Rejection of Austria's Oscar film entry adds to language debate

VIENNA, Albert Otti (dpa)- A film about Nigerian prostitutes in Austria has been barred from competing in the international category for next year's Academy Awards because it contains too much English, Austria's film industry association confirmed on Tuesday.
"Joy," by director Sudabeh Mortezai, follows women who have been trafficked from Nigeria to Vienna.
This is the second Academy rejection of a film featuring Nigeria's official language English, after Nigeria's entry "Lionheart" was recently kicked out of the foreign Oscar race for similar reasons.

The Academy of Motion Picture Arts and Sciences disqualified "Joy" as Austria's entry for best international feature film on the grounds that only 30 per cent of the dialogue is in German and Nigerian languages other than English, said Werner Mueller, the head of the Film And Music Austria (FAMA) industry group.
According to Academy rules, foreign entries have to be predominantly in a non-English language.
Mueller told dpa that the documentary-style "Joy" simply records how these Nigerian women talk to each other in Austria, Mueller said. "They don't talk like on a Vienna theatre stage."
"I am extremely astonished and shocked," director Mortezai told dpa.
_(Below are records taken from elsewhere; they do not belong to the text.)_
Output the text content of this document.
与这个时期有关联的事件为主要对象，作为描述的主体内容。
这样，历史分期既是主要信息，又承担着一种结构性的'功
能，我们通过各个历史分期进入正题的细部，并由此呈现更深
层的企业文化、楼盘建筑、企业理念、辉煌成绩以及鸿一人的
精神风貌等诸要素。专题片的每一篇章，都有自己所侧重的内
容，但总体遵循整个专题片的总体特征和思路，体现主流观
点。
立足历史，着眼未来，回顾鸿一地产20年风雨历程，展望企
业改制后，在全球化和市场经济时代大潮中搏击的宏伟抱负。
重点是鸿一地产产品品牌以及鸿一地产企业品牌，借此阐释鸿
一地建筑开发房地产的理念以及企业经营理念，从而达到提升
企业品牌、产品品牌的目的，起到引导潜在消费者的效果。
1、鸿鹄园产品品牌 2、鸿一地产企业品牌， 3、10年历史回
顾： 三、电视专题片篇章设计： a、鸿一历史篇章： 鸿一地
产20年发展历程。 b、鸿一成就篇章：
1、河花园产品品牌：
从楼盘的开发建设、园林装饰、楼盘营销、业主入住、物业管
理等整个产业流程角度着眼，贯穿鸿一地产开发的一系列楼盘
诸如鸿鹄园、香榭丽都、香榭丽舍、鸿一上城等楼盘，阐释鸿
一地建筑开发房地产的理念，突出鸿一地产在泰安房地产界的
She argued that more than half of the dialogue is actually in Nigerian Pidgin English, which is so distinct from standard English that US audiences would not understand it.
Test screenings for non-Nigerian native English speakers showed that large parts of the film needed English subtitles, Mortezai said.
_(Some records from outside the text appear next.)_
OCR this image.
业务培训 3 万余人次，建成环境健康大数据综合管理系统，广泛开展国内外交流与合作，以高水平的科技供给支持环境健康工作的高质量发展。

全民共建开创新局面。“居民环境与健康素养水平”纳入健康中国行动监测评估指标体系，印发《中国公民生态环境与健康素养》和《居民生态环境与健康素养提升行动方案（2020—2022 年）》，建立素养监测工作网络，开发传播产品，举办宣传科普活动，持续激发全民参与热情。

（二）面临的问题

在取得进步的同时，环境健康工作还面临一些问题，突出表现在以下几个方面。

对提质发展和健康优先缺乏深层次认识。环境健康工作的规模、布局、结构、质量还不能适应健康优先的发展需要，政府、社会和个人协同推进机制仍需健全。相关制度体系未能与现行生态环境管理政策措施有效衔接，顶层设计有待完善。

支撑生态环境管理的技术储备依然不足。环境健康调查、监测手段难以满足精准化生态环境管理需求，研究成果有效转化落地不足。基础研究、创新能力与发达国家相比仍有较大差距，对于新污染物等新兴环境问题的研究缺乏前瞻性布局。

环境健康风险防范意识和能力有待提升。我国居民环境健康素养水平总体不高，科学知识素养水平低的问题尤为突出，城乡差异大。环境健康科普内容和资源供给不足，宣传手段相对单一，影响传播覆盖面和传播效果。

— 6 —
Some linguists view Nigerian Pidgin English as a distinct language from English, while others see a continuum between the two tongues.
"Joy" has received several prizes, including at the Venice Film Festival.
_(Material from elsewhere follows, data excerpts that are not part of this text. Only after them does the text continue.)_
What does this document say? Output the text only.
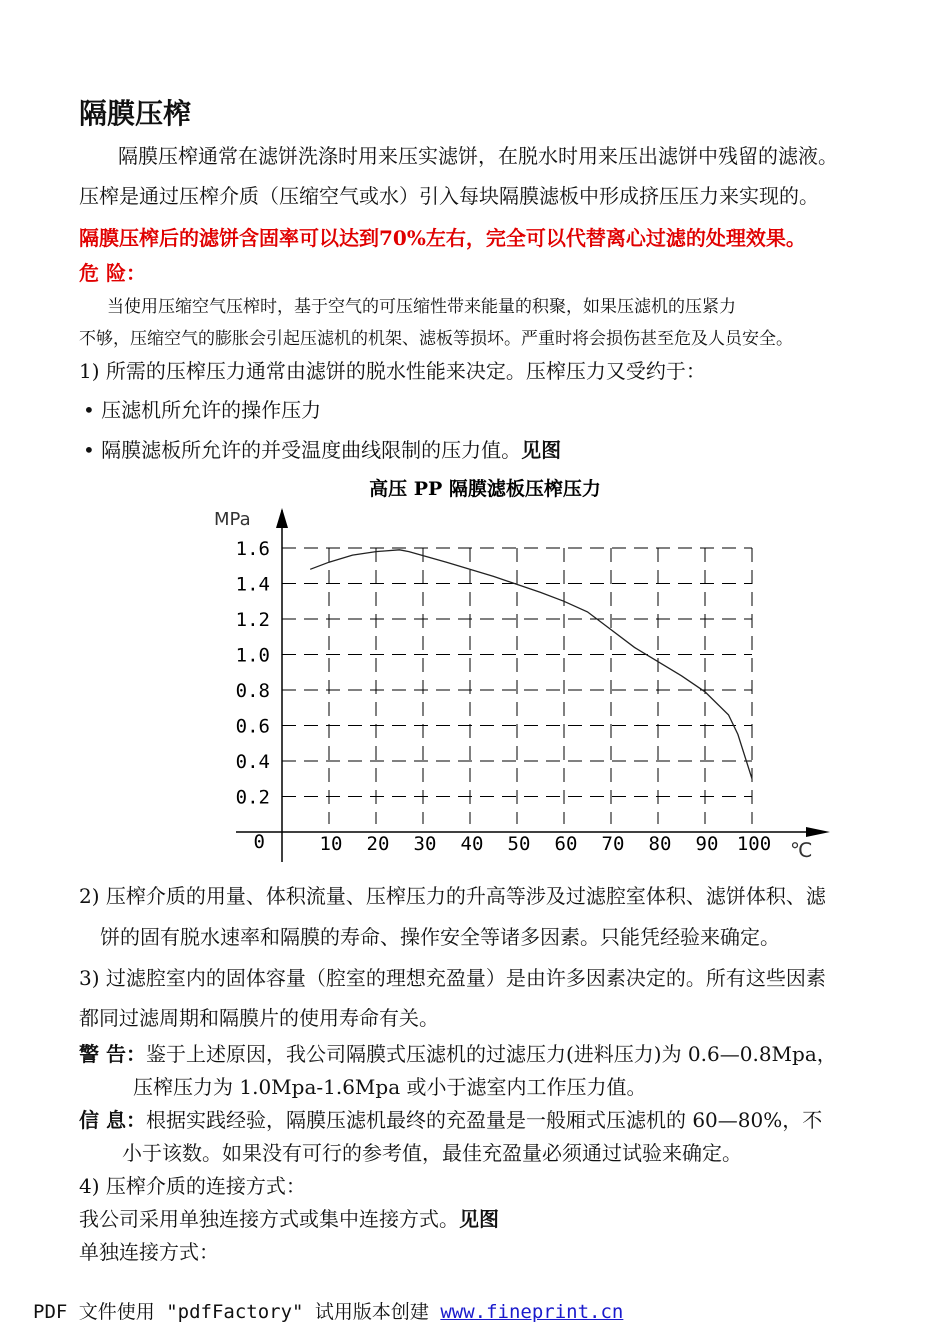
隔膜压榨
隔膜压榨通常在滤饼洗涤时用来压实滤饼，在脱水时用来压出滤饼中残留的滤液。
压榨是通过压榨介质（压缩空气或水）引入每块隔膜滤板中形成挤压压力来实现的。
隔膜压榨后的滤饼含固率可以达到70%左右，完全可以代替离心过滤的处理效果。
危 险：
当使用压缩空气压榨时，基于空气的可压缩性带来能量的积聚，如果压滤机的压紧力
不够，压缩空气的膨胀会引起压滤机的机架、滤板等损坏。严重时将会损伤甚至危及人员安全。
1) 所需的压榨压力通常由滤饼的脱水性能来决定。压榨压力又受约于：
• 压滤机所允许的操作压力
• 隔膜滤板所允许的并受温度曲线限制的压力值。见图
高压 PP 隔膜滤板压榨压力
MPa
℃
0
1.6
1.4
1.2
1.0
0.8
0.6
0.4
0.2
10 20 30 40 50 60 70 80 90 100
2) 压榨介质的用量、体积流量、压榨压力的升高等涉及过滤腔室体积、滤饼体积、滤
饼的固有脱水速率和隔膜的寿命、操作安全等诸多因素。只能凭经验来确定。
3) 过滤腔室内的固体容量（腔室的理想充盈量）是由许多因素决定的。所有这些因素
都同过滤周期和隔膜片的使用寿命有关。
警 告：鉴于上述原因，我公司隔膜式压滤机的过滤压力(进料压力)为 0.6—0.8Mpa，
压榨压力为 1.0Mpa-1.6Mpa 或小于滤室内工作压力值。
信 息：根据实践经验，隔膜压滤机最终的充盈量是一般厢式压滤机的 60—80%，不
小于该数。如果没有可行的参考值，最佳充盈量必须通过试验来确定。
4) 压榨介质的连接方式：
我公司采用单独连接方式或集中连接方式。见图
单独连接方式：
PDF 文件使用 "pdfFactory" 试用版本创建 www.fineprint.cn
In Nigeria, "Lionheart" director Genevieve Nnaji has pushed back against the Academy's rejection of her film.
"This movie represents the way we speak as Nigerians. This includes English which acts as a bridge between the 500+ languages spoken in our country," Nnaji tweeted last week.
Mortezai said that films without major distribution in the US have little chance to compete for an Oscar except in the international category.
However, she cautioned that softening the Academy's language rule and opening up this category to all non-US films might result in many foreign film entries from English-speaking countries like Australia.
"This would put real non-English films at a competitive disadvantage," she said.